= Heather Hennessy =

American writer (born 1982)

Heather Hennessy (born 1982) is an American former Fox Sports broadcaster, author, and media personality. She was an 800-meter national high school champion and aspiring Olympic athlete before a spine injury forced her off the track.

==Athletic career==
Hennessy was a track athlete at Archbishop Mitty High School in San Jose, and subsequently Los Gatos High School in Los Gatos, California. In 2000, at age 17, she was America's fastest female 800-meter runner, winning the national championship with a record-setting time of 2:08.84. She finished the 800-meter race with a time of 2:07:73, finishing in second place behind Neisha Bernard-Thomas, an exchange student from Grenada. The only girl to win a national championship in Los Gatos track and field history, she was inducted into the Los Gatos Hall of Fame in 2014. She was top-seeded at the Foot Locker Outdoor Championship in North Carolina in 2000.

Hennessy won an athletic scholarship to the University of Southern California. While on the Los Gatos High School cross country team's annual training trip in Lake Tahoe in 2000, Hennessy jumped off a 50-foot cliff into the water as part of the team's traditional celebratory antics. The impact shattered her spine. She was airlifted to a hospital and diagnosed with compression fractures in her neck and back. She spent four months in a body cast. USC honored her scholarship, despite her injury.

In 2014, Hennessy returned to running, completing the Los Angeles Half Marathon to raise awareness of human trafficking. Supporting Run for Hope, she ran for two Southern California shelters.
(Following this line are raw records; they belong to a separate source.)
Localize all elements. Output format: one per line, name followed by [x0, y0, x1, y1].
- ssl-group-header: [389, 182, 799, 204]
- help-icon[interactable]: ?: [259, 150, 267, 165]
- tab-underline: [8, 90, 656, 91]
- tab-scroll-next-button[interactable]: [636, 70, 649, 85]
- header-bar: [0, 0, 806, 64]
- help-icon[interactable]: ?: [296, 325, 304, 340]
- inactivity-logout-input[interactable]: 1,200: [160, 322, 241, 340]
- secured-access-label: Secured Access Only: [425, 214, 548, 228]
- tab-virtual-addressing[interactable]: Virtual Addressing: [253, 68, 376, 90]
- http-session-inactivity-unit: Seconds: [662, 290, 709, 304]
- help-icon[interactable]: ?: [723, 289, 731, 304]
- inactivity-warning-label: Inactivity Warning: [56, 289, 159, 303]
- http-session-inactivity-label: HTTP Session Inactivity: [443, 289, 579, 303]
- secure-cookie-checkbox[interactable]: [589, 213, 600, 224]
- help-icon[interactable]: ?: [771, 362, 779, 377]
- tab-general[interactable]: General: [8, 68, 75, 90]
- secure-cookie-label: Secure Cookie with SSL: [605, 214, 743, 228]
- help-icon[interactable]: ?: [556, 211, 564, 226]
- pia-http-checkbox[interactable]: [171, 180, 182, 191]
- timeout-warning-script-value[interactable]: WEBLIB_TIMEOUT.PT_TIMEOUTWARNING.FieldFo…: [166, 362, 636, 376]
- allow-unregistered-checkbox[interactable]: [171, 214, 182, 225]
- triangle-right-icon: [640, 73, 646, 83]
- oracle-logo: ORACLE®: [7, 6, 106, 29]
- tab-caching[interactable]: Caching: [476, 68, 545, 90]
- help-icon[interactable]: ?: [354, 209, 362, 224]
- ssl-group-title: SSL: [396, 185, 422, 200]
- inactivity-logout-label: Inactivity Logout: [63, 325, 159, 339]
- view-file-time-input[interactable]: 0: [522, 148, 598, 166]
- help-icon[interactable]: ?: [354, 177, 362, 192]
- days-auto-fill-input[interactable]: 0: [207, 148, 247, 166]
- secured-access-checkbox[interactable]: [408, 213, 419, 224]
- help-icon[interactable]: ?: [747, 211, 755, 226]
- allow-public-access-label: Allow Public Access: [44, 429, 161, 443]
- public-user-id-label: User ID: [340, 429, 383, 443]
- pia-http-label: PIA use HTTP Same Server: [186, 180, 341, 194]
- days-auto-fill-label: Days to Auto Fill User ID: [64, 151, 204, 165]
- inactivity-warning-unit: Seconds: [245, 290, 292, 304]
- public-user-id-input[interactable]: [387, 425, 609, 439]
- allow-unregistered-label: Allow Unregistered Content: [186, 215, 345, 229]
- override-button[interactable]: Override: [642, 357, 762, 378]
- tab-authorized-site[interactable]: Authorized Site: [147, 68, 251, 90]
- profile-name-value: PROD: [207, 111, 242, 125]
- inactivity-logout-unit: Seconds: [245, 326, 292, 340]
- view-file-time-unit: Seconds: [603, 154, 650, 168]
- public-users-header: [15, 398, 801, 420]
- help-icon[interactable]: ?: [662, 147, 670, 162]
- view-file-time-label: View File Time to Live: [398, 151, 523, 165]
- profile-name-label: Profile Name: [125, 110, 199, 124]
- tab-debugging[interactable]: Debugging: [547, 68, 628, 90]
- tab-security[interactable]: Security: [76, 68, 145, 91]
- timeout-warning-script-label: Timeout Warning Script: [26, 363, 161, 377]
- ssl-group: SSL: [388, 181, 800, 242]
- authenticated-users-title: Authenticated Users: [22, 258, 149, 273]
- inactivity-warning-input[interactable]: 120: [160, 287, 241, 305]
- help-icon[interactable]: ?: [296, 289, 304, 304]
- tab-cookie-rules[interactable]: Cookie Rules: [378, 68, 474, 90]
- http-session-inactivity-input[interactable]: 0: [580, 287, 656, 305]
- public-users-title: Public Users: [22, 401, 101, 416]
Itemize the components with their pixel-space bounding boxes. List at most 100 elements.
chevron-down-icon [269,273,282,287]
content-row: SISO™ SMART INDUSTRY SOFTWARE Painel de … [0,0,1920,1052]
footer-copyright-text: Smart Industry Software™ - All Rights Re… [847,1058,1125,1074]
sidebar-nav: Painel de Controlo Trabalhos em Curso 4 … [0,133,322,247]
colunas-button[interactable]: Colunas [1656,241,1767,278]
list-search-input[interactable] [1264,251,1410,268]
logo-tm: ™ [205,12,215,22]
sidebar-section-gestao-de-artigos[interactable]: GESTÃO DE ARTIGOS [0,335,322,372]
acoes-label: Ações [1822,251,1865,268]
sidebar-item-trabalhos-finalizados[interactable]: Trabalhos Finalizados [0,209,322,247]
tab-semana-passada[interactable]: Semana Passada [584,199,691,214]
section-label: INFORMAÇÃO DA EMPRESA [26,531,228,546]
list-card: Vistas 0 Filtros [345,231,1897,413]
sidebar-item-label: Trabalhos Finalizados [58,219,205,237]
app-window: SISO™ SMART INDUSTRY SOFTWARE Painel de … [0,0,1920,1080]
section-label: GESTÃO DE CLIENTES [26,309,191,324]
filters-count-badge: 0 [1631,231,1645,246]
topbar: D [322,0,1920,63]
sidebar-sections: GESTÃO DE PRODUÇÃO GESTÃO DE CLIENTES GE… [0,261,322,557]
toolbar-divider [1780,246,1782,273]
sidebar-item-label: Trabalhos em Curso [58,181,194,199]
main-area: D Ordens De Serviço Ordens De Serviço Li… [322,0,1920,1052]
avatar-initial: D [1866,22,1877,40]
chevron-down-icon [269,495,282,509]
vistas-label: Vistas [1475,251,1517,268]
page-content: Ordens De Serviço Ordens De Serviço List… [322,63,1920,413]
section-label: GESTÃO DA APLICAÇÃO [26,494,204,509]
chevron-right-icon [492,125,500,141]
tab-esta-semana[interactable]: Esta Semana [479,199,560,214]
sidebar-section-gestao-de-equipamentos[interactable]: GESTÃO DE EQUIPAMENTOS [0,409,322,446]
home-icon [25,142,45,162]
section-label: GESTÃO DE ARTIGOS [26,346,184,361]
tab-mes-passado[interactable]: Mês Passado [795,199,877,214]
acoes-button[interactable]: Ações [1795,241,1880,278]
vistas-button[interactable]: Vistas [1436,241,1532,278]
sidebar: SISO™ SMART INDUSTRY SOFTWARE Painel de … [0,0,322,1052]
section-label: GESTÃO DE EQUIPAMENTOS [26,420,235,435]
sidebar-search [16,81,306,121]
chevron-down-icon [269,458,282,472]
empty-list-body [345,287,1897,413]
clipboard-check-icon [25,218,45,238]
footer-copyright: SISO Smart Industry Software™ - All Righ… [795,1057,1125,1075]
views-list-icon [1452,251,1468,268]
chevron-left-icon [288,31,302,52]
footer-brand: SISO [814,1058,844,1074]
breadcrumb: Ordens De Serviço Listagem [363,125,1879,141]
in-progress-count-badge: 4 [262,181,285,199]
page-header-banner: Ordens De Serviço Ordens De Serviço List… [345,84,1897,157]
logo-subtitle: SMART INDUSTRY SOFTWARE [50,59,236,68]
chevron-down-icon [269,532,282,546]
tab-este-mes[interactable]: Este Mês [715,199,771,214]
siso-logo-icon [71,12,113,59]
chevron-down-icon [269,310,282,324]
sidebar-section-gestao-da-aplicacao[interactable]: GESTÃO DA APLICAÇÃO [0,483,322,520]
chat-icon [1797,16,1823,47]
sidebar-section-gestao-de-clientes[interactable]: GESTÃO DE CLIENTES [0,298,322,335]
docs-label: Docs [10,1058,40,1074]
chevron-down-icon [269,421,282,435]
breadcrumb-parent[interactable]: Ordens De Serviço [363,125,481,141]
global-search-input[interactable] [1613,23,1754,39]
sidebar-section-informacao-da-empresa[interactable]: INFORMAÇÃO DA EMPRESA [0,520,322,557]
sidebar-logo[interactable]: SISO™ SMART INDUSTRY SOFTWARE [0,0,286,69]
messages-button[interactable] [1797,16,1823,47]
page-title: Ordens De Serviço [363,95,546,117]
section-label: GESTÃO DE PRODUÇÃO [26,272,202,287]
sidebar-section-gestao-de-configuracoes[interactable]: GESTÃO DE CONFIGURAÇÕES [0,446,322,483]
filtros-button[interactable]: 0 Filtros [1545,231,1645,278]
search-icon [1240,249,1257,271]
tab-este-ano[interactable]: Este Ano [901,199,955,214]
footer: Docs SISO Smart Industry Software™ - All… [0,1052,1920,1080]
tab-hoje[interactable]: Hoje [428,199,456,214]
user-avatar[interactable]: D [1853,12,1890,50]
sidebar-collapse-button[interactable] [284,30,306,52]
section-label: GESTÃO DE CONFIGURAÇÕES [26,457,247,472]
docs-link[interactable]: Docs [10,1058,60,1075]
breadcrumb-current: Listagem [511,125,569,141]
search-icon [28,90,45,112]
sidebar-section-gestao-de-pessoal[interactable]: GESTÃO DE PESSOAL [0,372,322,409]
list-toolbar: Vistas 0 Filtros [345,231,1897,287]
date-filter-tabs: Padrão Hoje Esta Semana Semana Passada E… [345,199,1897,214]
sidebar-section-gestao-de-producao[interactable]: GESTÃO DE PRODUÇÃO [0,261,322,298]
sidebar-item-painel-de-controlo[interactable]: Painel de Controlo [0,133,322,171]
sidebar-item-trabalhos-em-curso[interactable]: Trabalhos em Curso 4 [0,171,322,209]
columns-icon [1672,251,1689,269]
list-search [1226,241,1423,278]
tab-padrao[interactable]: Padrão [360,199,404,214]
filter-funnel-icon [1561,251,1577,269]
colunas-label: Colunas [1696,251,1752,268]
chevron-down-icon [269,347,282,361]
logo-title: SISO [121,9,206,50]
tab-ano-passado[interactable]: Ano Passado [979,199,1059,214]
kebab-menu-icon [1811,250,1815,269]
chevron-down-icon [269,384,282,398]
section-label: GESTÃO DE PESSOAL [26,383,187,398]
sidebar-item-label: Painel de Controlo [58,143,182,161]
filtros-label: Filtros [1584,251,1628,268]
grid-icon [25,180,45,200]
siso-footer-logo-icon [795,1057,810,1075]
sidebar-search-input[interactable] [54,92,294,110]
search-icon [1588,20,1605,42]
==Fox Sports broadcasting career==

Hennessy was a reporter on Fox Sports, including national programs Fox Major League Baseball, College BCS Ratings, and Final Score Extra. Notable interviews included Francisco Rodriguez and Chipper Jones.

==Author==

In 2011, under her married name, Heather Hennessy-Howell, she wrote The Adventures of Dangles, a children's book with an anti-bullying theme.

==Media personality==

Hennessy is featured in Tom Cronin and Jacqui Fifer's documentary The Portal, about how meditation can change the world. It showcased at the Dances With Films festival in Los Angeles in June 2019.

==Personal life==

In 2009, Hennessy married J.P. Howell, an American professional baseball pitcher who played for the Kansas City Royals, Los Angeles Dodgers, Tampa Bay Devil Rays, and Toronto Blue Jays. The two met as freshmen at the University of Southern California. The two trained one off-season with Olympic skater Peggy Fleming, whom Hennessy had met as a teenager in Los Gatos. Together they founded the nonprofit Discover Your Path Foundation to help kids. Hennessy filed for divorce on August 8, 2016, citing irreconcilable differences.

In 2021, Hennessy sued both Archbishop Mitty and Los Gatos High Schools for failing to protect her against a coach who is under investigation for sexually assaulting students.